HOUSTON -- With the demand for energy increasing by the day, international operating companies need to adjust their view of the world's national oil companies (NOCs). James Mulva, chairman and CEO of ConocoPhillips told participants at a Rice University forum the influence of NOCs is growing.
"Energy consumers have failed to grasp the transformation that has taken place on the global scene," Mulva said.
One often overlooked fact, according to Mulva, is that the NOCs of the world hold enormous reserves. Fourteen of the Top 20 oil and gas companies in the world are NOCs, Mulva said, and NOCs make up the Top 10 resource holders in the world. "Compared to NOCs, 'big oil' is not so big," he said.

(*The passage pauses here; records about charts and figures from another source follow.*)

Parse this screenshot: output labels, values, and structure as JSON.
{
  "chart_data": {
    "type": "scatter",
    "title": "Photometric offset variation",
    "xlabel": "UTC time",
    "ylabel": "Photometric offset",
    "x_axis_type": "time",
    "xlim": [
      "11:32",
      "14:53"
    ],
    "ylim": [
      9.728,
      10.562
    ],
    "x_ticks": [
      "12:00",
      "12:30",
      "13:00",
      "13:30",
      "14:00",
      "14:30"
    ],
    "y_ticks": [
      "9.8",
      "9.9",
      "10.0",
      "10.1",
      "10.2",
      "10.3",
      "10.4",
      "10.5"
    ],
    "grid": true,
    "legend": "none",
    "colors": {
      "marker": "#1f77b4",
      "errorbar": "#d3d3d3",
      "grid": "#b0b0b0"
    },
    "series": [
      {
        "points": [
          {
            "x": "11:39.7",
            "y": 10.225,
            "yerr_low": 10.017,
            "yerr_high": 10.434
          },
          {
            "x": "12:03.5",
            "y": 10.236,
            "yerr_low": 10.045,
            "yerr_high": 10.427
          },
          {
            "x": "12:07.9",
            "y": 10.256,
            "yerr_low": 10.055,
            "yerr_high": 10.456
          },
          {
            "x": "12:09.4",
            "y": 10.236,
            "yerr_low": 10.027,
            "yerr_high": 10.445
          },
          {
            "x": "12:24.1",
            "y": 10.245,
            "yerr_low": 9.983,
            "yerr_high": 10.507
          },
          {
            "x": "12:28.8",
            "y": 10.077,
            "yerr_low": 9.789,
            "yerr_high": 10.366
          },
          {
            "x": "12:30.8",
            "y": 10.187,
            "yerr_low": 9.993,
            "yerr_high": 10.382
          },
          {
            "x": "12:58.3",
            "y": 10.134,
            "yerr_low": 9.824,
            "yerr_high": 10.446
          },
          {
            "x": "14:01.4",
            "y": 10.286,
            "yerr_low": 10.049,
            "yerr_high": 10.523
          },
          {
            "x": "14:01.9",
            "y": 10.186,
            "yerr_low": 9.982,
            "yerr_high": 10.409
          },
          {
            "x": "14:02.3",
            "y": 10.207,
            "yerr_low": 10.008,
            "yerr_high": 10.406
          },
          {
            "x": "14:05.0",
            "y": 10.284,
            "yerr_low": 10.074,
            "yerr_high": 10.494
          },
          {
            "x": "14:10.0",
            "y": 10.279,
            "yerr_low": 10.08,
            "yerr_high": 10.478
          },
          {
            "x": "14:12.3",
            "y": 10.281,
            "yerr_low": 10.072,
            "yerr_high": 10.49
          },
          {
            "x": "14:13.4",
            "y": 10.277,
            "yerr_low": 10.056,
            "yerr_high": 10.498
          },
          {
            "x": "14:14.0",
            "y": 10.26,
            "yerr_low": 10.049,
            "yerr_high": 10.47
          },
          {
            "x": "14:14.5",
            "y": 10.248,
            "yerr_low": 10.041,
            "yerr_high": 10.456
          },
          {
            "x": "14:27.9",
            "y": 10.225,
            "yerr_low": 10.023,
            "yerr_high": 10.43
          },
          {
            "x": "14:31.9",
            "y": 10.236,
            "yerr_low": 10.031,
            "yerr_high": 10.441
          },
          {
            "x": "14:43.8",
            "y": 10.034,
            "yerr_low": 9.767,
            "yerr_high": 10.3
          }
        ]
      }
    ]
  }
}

Each NOC is driven by different motivators, Mulva said, with different political goals and different objectives. So, dealing with NOCs is a challenge.
"The one-size-fits-all approach is not useful." Despite that challenge, Mulva says, there is immense opportunity. "We have to think outside the box," he said, to take advantage of those opportunities.
More significantly, the US needs to come to grips with the fact that there is a critical need to work with NOCs. "Energy policies, particularly in the US, are out of synch with the realities of the global energy market," Mulva said, pointing to a double standard that encourages US companies to invest outside the country, while opposing the investment of other companies, such as China, in the US.
Speaking on behalf of ConocoPhillips, Mulva said, "We believe as a company that it's unrealistic to believe the US can become independent." The nation has to readjust its thinking, he said, and encourage energy interdependence.
"We have to extend our hand as a nation to welcome appropriate foreign investment," Mulva said.